Our team at the winery is small yet diverse, including our cellar crew and our guides who welcome and host guests for tastings and tours by appointment. Amael has led and created a trusted team in his year working with us. His hands are just as wine-stained as our cellar crew’s, and his boots dusty as he spends much of his time walking our blocks in the vineyard with Pato, our vineyard manager. On Friday afternoons during our long and often intense harvest, Amael gathers the team on our terraza overlooking the Casablanca, to relax and taste a special bottle of wine together.
Recently we sat down to ask Amael a few questions about himself, to find out about the best wine he’s ever tasted, and to learn more about his unbridled enthusiasm for organic winemaking. Below are his answers, translated from the original Spanish.
1) What interests you most about Kingston Family Vineyards?

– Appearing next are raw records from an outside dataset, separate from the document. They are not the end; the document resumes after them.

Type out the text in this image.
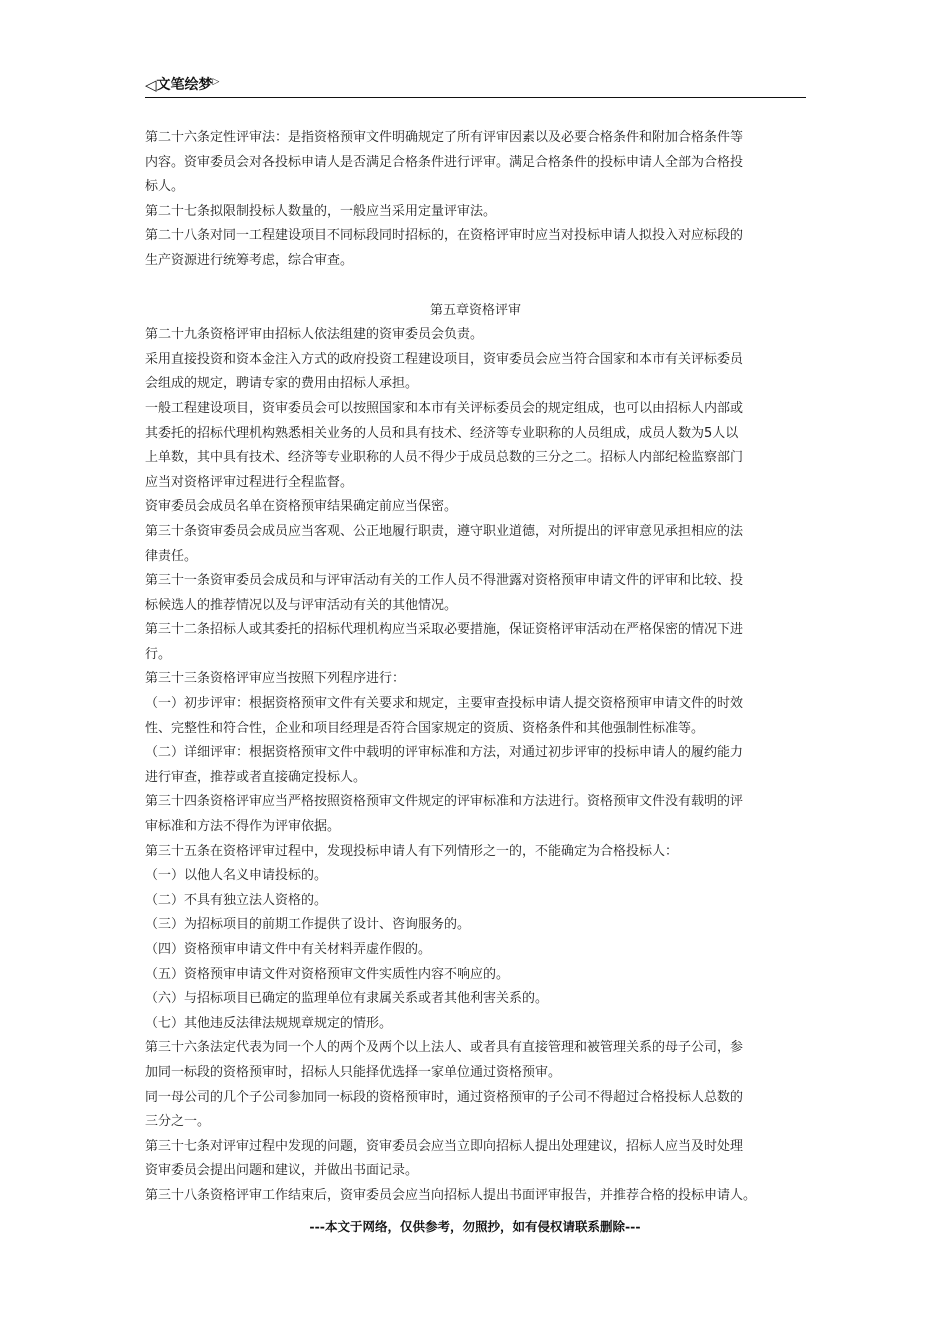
◁文笔绘梦▷
第二十六条定性评审法：是指资格预审文件明确规定了所有评审因素以及必要合格条件和附加合格条件等
内容。资审委员会对各投标申请人是否满足合格条件进行评审。满足合格条件的投标申请人全部为合格投
标人。
第二十七条拟限制投标人数量的，一般应当采用定量评审法。
第二十八条对同一工程建设项目不同标段同时招标的，在资格评审时应当对投标申请人拟投入对应标段的
生产资源进行统筹考虑，综合审查。
第五章资格评审
第二十九条资格评审由招标人依法组建的资审委员会负责。
采用直接投资和资本金注入方式的政府投资工程建设项目，资审委员会应当符合国家和本市有关评标委员
会组成的规定，聘请专家的费用由招标人承担。
一般工程建设项目，资审委员会可以按照国家和本市有关评标委员会的规定组成，也可以由招标人内部或
其委托的招标代理机构熟悉相关业务的人员和具有技术、经济等专业职称的人员组成，成员人数为5人以
上单数，其中具有技术、经济等专业职称的人员不得少于成员总数的三分之二。招标人内部纪检监察部门
应当对资格评审过程进行全程监督。
资审委员会成员名单在资格预审结果确定前应当保密。
第三十条资审委员会成员应当客观、公正地履行职责，遵守职业道德，对所提出的评审意见承担相应的法
律责任。
第三十一条资审委员会成员和与评审活动有关的工作人员不得泄露对资格预审申请文件的评审和比较、投
标候选人的推荐情况以及与评审活动有关的其他情况。
第三十二条招标人或其委托的招标代理机构应当采取必要措施，保证资格评审活动在严格保密的情况下进
行。
第三十三条资格评审应当按照下列程序进行：
（一）初步评审：根据资格预审文件有关要求和规定，主要审查投标申请人提交资格预审申请文件的时效
性、完整性和符合性，企业和项目经理是否符合国家规定的资质、资格条件和其他强制性标准等。
（二）详细评审：根据资格预审文件中载明的评审标准和方法，对通过初步评审的投标申请人的履约能力
进行审查，推荐或者直接确定投标人。
第三十四条资格评审应当严格按照资格预审文件规定的评审标准和方法进行。资格预审文件没有载明的评
审标准和方法不得作为评审依据。
第三十五条在资格评审过程中，发现投标申请人有下列情形之一的，不能确定为合格投标人：
（一）以他人名义申请投标的。
（二）不具有独立法人资格的。
（三）为招标项目的前期工作提供了设计、咨询服务的。
（四）资格预审申请文件中有关材料弄虚作假的。
（五）资格预审申请文件对资格预审文件实质性内容不响应的。
（六）与招标项目已确定的监理单位有隶属关系或者其他利害关系的。
（七）其他违反法律法规规章规定的情形。
第三十六条法定代表为同一个人的两个及两个以上法人、或者具有直接管理和被管理关系的母子公司，参
加同一标段的资格预审时，招标人只能择优选择一家单位通过资格预审。
同一母公司的几个子公司参加同一标段的资格预审时，通过资格预审的子公司不得超过合格投标人总数的
三分之一。
第三十七条对评审过程中发现的问题，资审委员会应当立即向招标人提出处理建议，招标人应当及时处理
资审委员会提出问题和建议，并做出书面记录。
第三十八条资格评审工作结束后，资审委员会应当向招标人提出书面评审报告，并推荐合格的投标申请人。
---本文于网络，仅供参考，勿照抄，如有侵权请联系删除---
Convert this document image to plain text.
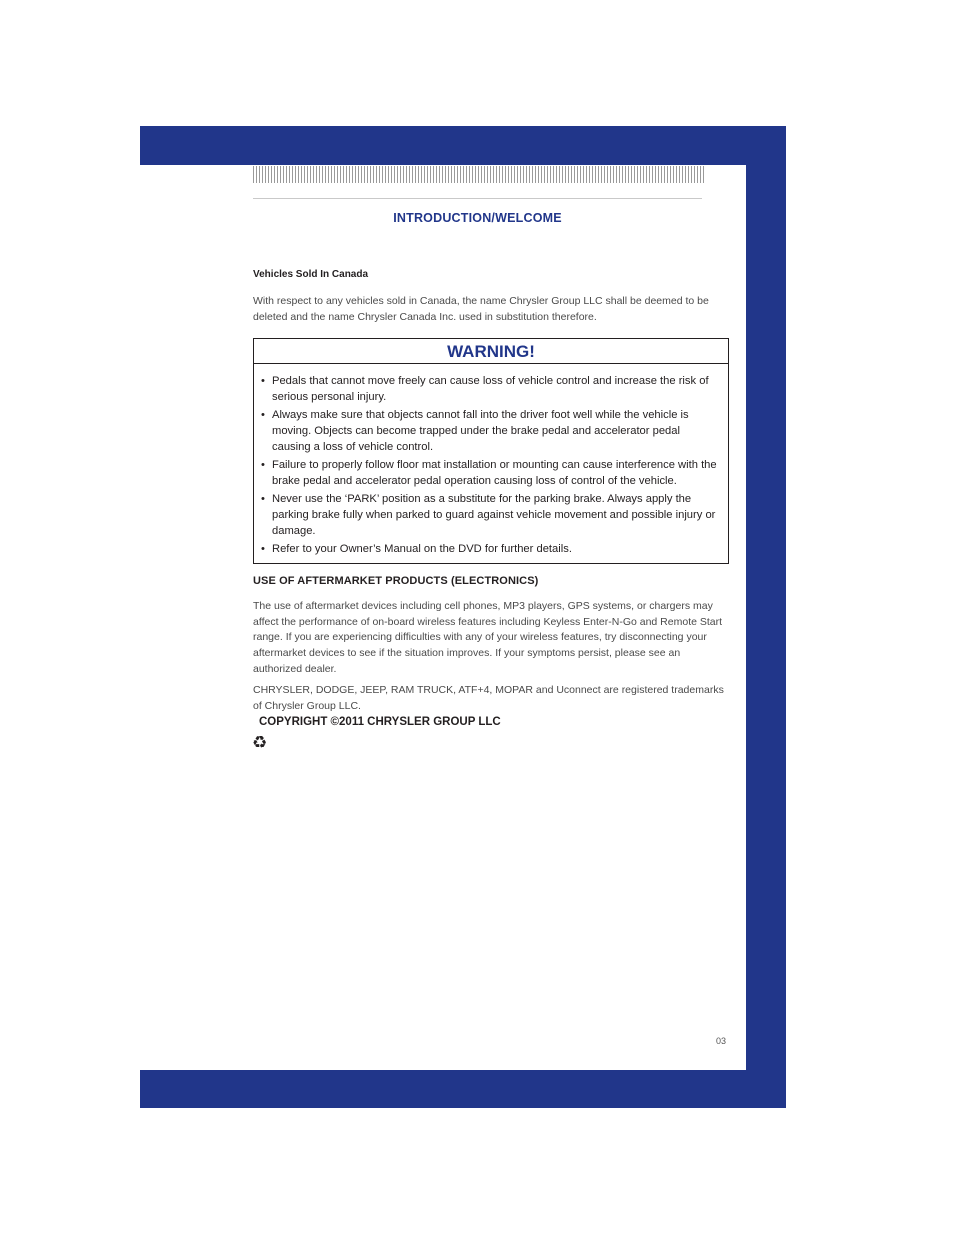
INTRODUCTION/WELCOME
Vehicles Sold In Canada
With respect to any vehicles sold in Canada, the name Chrysler Group LLC shall be deemed to be deleted and the name Chrysler Canada Inc. used in substitution therefore.
WARNING!
• Pedals that cannot move freely can cause loss of vehicle control and increase the risk of serious personal injury.
• Always make sure that objects cannot fall into the driver foot well while the vehicle is moving. Objects can become trapped under the brake pedal and accelerator pedal causing a loss of vehicle control.
• Failure to properly follow floor mat installation or mounting can cause interference with the brake pedal and accelerator pedal operation causing loss of control of the vehicle.
• Never use the ‘PARK’ position as a substitute for the parking brake. Always apply the parking brake fully when parked to guard against vehicle movement and possible injury or damage.
• Refer to your Owner’s Manual on the DVD for further details.
USE OF AFTERMARKET PRODUCTS (ELECTRONICS)
The use of aftermarket devices including cell phones, MP3 players, GPS systems, or chargers may affect the performance of on-board wireless features including Keyless Enter-N-Go and Remote Start range. If you are experiencing difficulties with any of your wireless features, try disconnecting your aftermarket devices to see if the situation improves. If your symptoms persist, please see an authorized dealer.
CHRYSLER, DODGE, JEEP, RAM TRUCK, ATF+4, MOPAR and Uconnect are registered trademarks of Chrysler Group LLC.
COPYRIGHT ©2011 CHRYSLER GROUP LLC
♻
03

I’ve always been a fan of Kingston Family wines, and I was especially drawn to the possibility of working in a small family winery. I knew I didn’t want to be an “office winemaker” in a large operation. I like to get my hands dirty in the cellar and vineyards where wine is really made. In a truly boutique operation, you get the chance to do that. That’s quite unusual in Chile, where many wineries are quite big. I was also intrigued by the opportunity to work in Casablanca, a cool, coastal valley known for its world-class wines. The Kingston Family vineyard is located in the coldest, westernmost part of the Casablanca valley, which is exciting for the challenge. Finally—only 10+ years into my career, the opportunity to work with well known and experienced winemakers from Chile and the U.S., like Byron Kosuge, was also a draw.
2) What is your experience with organic winemaking and why are you passionate about it?
I have always been focused on organic agriculture and sustainable farming practices, both in Chile and in the United States. We’re in debt to the environment, and sustainable and pesticide-free agriculture is the way forward. I also think that organic vineyard management is the best way for a vineyard to show it’s full potential. With balanced and healthy vineyards, you can produce even higher quality wines.
3) What is your family’s connection to Casablanca?
My last name is Orrego and much of the valley of Casablanca many years ago belonged to ancestors on my father’s side. Today there are still parts of Casablanca named after my family, some actually quite near the winery. In the Kingston farm offices, there is an old map dating back to 1932 that references “Orrego Abajo” and “Orrego Arriba”. But I actually grew up in Cajón de Maipo, on a horse farm just outside Santiago near the base of the Andes. Today it’s a lodge, cabins and nature preserve on 3600 acres called Cascada de las Animas.
4) When did you first realize that you wanted to become a winemaker?
I went to college hoping to study winemaking. In Chile we declare our focus of study earlier than in the U.S., and I’ve always been drawn to winemaking and viticulture because of it’s deep connection to the land. I also like that winemaking and viticulture are a special combination of art and science. To craft a special wine that speaks of a place, you have to get outside of the winery, searching far beyond the barrels. You have to understand the terroir, the geography, climate, flora and fauna, the physiology of plants. Being a winemaker gives you the opportunity to work with exceptional people and be part of a beautiful process that evolves each year.
5) Who are your mentors and why?
I am thankful to have had the opportunity to work with Alvaro Espinoza. I have always admired Alvaro. Not only for being one of the most important and respected winemakers in Chile and the world, but especially for being a great person who is extremely open and accessible. He is undoubtedly the pioneer of organic and biodynamic agriculture in Chile.
6) What’s the most memorable wine you’ve ever tasted? What made it so memorable?
I have been fortunate enough to try many unforgettable wines so far in my life. But without a doubt, a bottle of 2009 Quintessa Cabernet Sauvignon stands out. Sofia, my then girlfriend–and now my wife–and I shared a bottle back in November 2013. I remember it not only because of the remarkable wine, but also because of the great company, the conversation, and the deep connection I felt that winter night. Probably not coincidentally, that’s the night I knew I wanted to spend the rest of my life with Sofia.